28 septembre 2004

Faux Latin: De Prime Antes

En dedans tout est Fatigue;
en dehors tout est Tracas;
que peut-il rester
du "meilleur de moi-même"?

* * *

Des journées comme aujourd'hui, je me dis que je ne pourrai pas continuer comme ça pour longtemps. Ça fait déjà cinq ans que j'occupe cet emploi, cinq ans à ne pas aimer ce que je fais.

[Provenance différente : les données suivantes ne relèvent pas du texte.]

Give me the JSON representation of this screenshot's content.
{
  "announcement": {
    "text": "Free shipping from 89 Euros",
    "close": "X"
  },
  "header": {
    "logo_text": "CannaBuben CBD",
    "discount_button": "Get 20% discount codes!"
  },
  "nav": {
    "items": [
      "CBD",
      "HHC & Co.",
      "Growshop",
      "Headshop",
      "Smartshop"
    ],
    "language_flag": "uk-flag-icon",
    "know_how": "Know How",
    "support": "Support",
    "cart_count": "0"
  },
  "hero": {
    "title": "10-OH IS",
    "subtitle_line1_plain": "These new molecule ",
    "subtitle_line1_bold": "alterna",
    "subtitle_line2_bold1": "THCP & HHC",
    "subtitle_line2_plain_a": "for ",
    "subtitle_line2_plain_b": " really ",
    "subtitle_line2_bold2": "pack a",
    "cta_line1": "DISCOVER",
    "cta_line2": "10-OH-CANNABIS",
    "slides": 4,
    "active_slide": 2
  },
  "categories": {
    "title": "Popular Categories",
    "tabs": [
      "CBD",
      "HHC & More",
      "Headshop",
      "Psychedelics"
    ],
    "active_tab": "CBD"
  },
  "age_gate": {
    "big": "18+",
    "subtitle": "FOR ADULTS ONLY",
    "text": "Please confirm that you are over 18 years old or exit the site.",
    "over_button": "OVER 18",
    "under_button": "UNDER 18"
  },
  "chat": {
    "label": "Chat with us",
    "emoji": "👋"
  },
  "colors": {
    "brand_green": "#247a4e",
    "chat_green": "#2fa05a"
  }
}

Aujourd'hui, donc, assis à mon bureau, j'ai eu en Tête un sentiment familier, que je me souviens avoir ressenti --- enfant --- alors que je marchais sur Ste-Catherine avec ma mère, près de l'UQAM (voyant un immeuble où il était écrit "DUPUIS" en grosses lettres, j'associais ce que je voyais à un décor d'album de Gaston Lagaffe, quand ce dernier roule dans une ville sale avec sa bagnole hyper-polluante). Un désespoir sans nom, gris et pluvieux, qui ne laisse aucune place à la Vie humaine. Seulement, enfant, je tombais dans ces poches de désespoir un peu par surprise, et puis ça passait. Mais aujourd'hui j'ai été dans cet état pratiquement toute la journée, ou en tout cas aussi longtemps que j'ai été dans mon bureau (soit d'environ 8h05 jusqu'à 11h35 --- à ce moment là je suis sorti pour aller manger mon lunch avec mon père --- et puis ensuite de 12h25 jusqu'à mon départ vers 16h25).

À la polyvalente j'ai enduré cinq ans et puis ensuite j'ai enduré environ trois ans de Cégep/Université, et puis un peu plus tard environ six mois de rattrapage en mathématiques pour 1 an et demi de cours intensifs en informatique. Et puis cet emploi, qui ne me promet de fuite que dans une trentaine d'années.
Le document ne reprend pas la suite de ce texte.